What’s one of the least effective ways to find a new job? Send resumes for positions that have been posted online.
The Internet age has brought with it many tools that can make the process of changing careers more efficient. I do not pine for the days before websites, when it was much harder to do research on perspective careers and employers. But the Internet can make the process of changing careers more difficult than it needs to be. This is especially true for lawyers who are looking to leave the practice of law, or make another significant career change.
As a career coach for lawyers, I know that the best way to explore an unfamiliar path is to make that exploration personal. If you can, when contacting people who know something about an option you are considering, choose to meet people in person or talk to them by phone. Too many lawyers conduct a majority of their career transition between their ears. That’s understandable. It can be safer to be lost in your own thoughts than actually talk to other people about them.
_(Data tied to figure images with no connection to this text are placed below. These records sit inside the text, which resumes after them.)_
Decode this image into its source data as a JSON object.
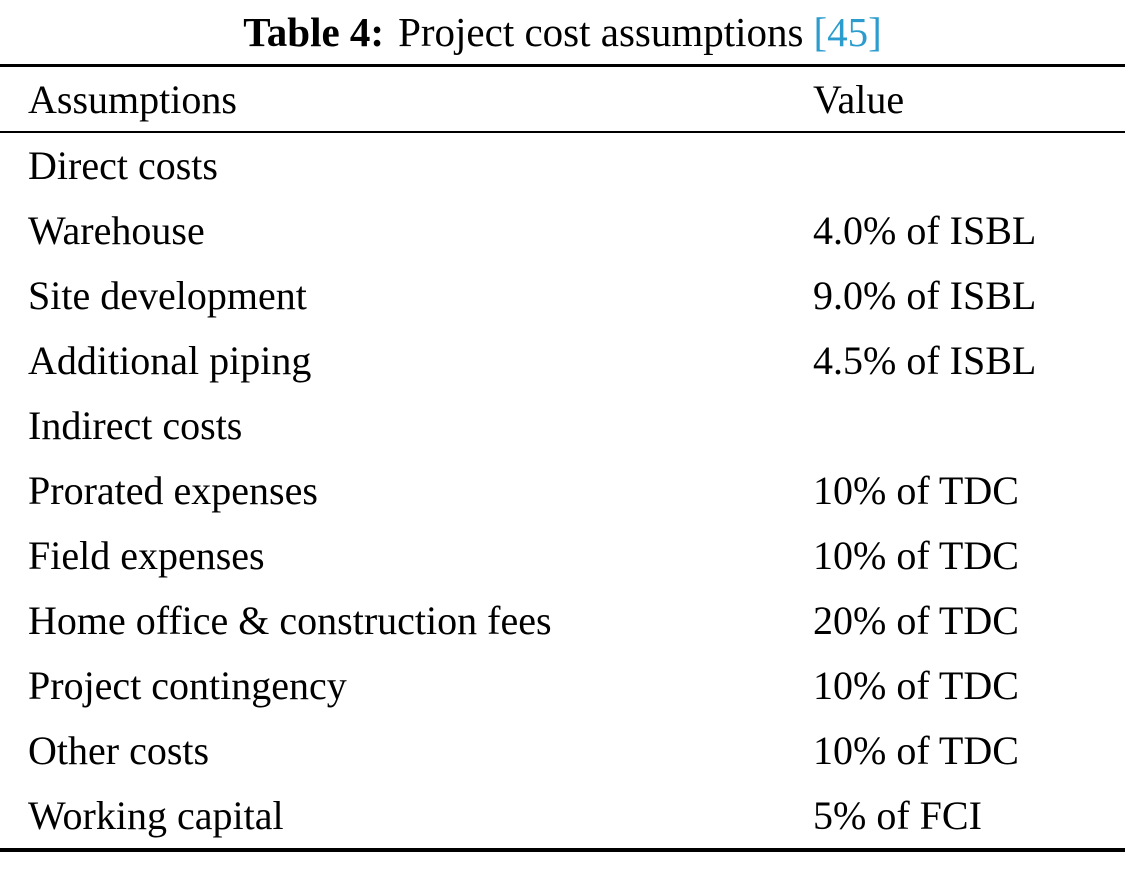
{
  "caption": {
    "label": "Table 4:",
    "title": "Project cost assumptions",
    "citation": "[45]"
  },
  "colors": {
    "citation_link": "#2b9ccd",
    "text": "#000000",
    "background": "#ffffff"
  },
  "table": {
    "headers": [
      "Assumptions",
      "Value"
    ],
    "rows": [
      {
        "assumption": "Direct costs",
        "value": ""
      },
      {
        "assumption": "Warehouse",
        "value": "4.0% of ISBL"
      },
      {
        "assumption": "Site development",
        "value": "9.0% of ISBL"
      },
      {
        "assumption": "Additional piping",
        "value": "4.5% of ISBL"
      },
      {
        "assumption": "Indirect costs",
        "value": ""
      },
      {
        "assumption": "Prorated expenses",
        "value": "10% of TDC"
      },
      {
        "assumption": "Field expenses",
        "value": "10% of TDC"
      },
      {
        "assumption": "Home office & construction fees",
        "value": "20% of TDC"
      },
      {
        "assumption": "Project contingency",
        "value": "10% of TDC"
      },
      {
        "assumption": "Other costs",
        "value": "10% of TDC"
      },
      {
        "assumption": "Working capital",
        "value": "5% of FCI"
      }
    ]
  }
}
That’s why it can be helpful to handle your career transition as if it was 1999. That doesn’t mean you banish all Internet-based research. But imagine if you had to find out what you wanted to do next or who to talk to without consulting a website. What would you do if you had to rely primarily on conversations with other people such as librarians, friends, former colleagues, and other people you already know?
Try it. You might be surprised at how the job transition process becomes more fulfilling when you stop staring at a computer screen. And yes, I am aware of the irony involved in me providing this advice on a blog.
Irony noted; now go ahead and try it.